I am in haplogroup R1b, which Ancestry-dot-Com calls the “Artisans.” They settled into what are now knon to us as France, Spain, the UK, and Ireland. That was cool to learn, but what was more amazing was that they provided my closest genetic match. This gentleman and I share have 40 of 43 markers and have a common ancestor approximately fourteen generations ago, which is 350 years. He lives in Colorado and also studies genealogy. He shared his family tree with me and has his paternal side documented back eleven generations, to 1660 in England.

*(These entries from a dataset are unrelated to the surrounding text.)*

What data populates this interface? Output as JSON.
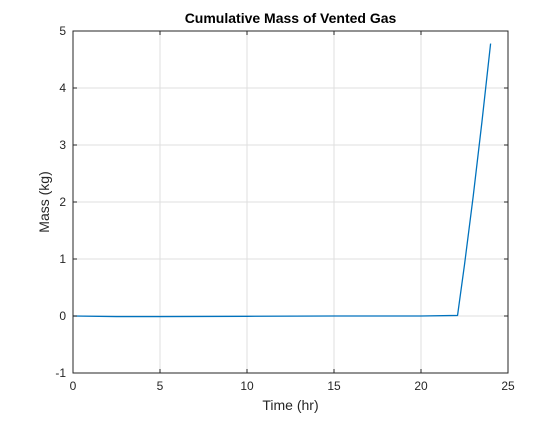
{
  "chart_data": {
    "type": "line",
    "title": "Cumulative Mass of Vented Gas",
    "xlabel": "Time (hr)",
    "ylabel": "Mass (kg)",
    "xlim": [
      0,
      25
    ],
    "ylim": [
      -1,
      5
    ],
    "xticks": [
      "0",
      "5",
      "10",
      "15",
      "20",
      "25"
    ],
    "yticks": [
      "-1",
      "0",
      "1",
      "2",
      "3",
      "4",
      "5"
    ],
    "grid": true,
    "series": [
      {
        "color": "#0072BD",
        "x": [
          0,
          2.5,
          5,
          10,
          15,
          20,
          22.1,
          22.5,
          23,
          23.5,
          24
        ],
        "y": [
          0,
          -0.01,
          -0.01,
          -0.005,
          0,
          0,
          0.01,
          0.9,
          2.1,
          3.4,
          4.78
        ]
      }
    ]
  }
}
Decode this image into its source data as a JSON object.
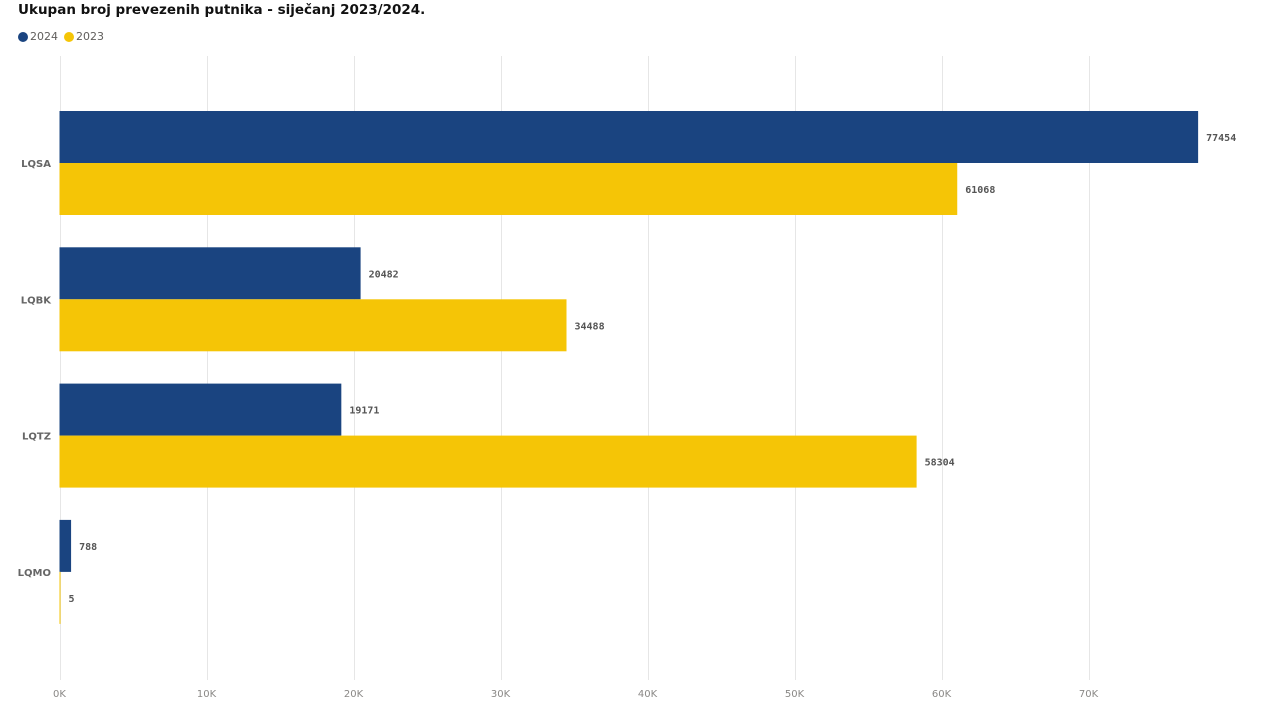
{
  "chart_data": {
    "type": "bar",
    "orientation": "horizontal",
    "title": "Ukupan broj prevezenih putnika - siječanj 2023/2024.",
    "categories": [
      "LQSA",
      "LQBK",
      "LQTZ",
      "LQMO"
    ],
    "series": [
      {
        "name": "2024",
        "color": "#1a4480",
        "values": [
          77454,
          20482,
          19171,
          788
        ]
      },
      {
        "name": "2023",
        "color": "#f5c506",
        "values": [
          61068,
          34488,
          58304,
          5
        ]
      }
    ],
    "xlim": [
      0,
      78500
    ],
    "x_ticks": [
      0,
      10000,
      20000,
      30000,
      40000,
      50000,
      60000,
      70000
    ],
    "x_tick_labels": [
      "0K",
      "10K",
      "20K",
      "30K",
      "40K",
      "50K",
      "60K",
      "70K"
    ],
    "grid": true,
    "legend_position": "top-left"
  }
}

Many months later, it happened. Someone else posted his results and he and I share a common ancestor approximately three generations ago. We match 30 of 30 markers. No doubt about it now. This man has the same last name as my contact in Colorado. His family tree goes back seven generations on his paternal side, back to 1765 in Virginia. The results provide more questions than answers, but the possibilities could be life-changing. I probably know the surname of my father, I just don’t know which of several possible candidates he is.

We decided to see what my wife’s (Wren’s) side would reveal. Her father always said they were Welsh, but her uncle disagreed. He preferred to be mysterious and not say what he believed was the family origin. Both men are long gone so we asked her brother to provide a DNA sample, which he did. When the results came back, she was surprised. He was Haplogroup I1, which Ancestry- dot-Com calls the “Stonemasons.” Today’s geography calls this area as Scandinavia. Interesting…. There was probably a Viking involved a thousand years ago. We also discovered there is someone with whom he shares 34 of 34 markers currently living in England. It is a fifty-percent likelihood that they share a common ancestor in just two generations. He has a different last name than Wren’s brother, but maybe he is like me in that I don’t share a last name with my genetic father.

Armchair genealogists have so many new resources available, such as better databases to search and better communication venues for people interested in the same family line. [Keltria no longer has an email list for genealogy.] DNA testing can provide completely new areas of investigation. All can be used to better understand, and honor our ancestors. We maybe able to learn about the paths our ancestors created in their lives and we can decide if we will follow that path or strike out on another. This could afford the individual a choice as to whether the path of bloodline ancestors continues or if we should strike out on another path.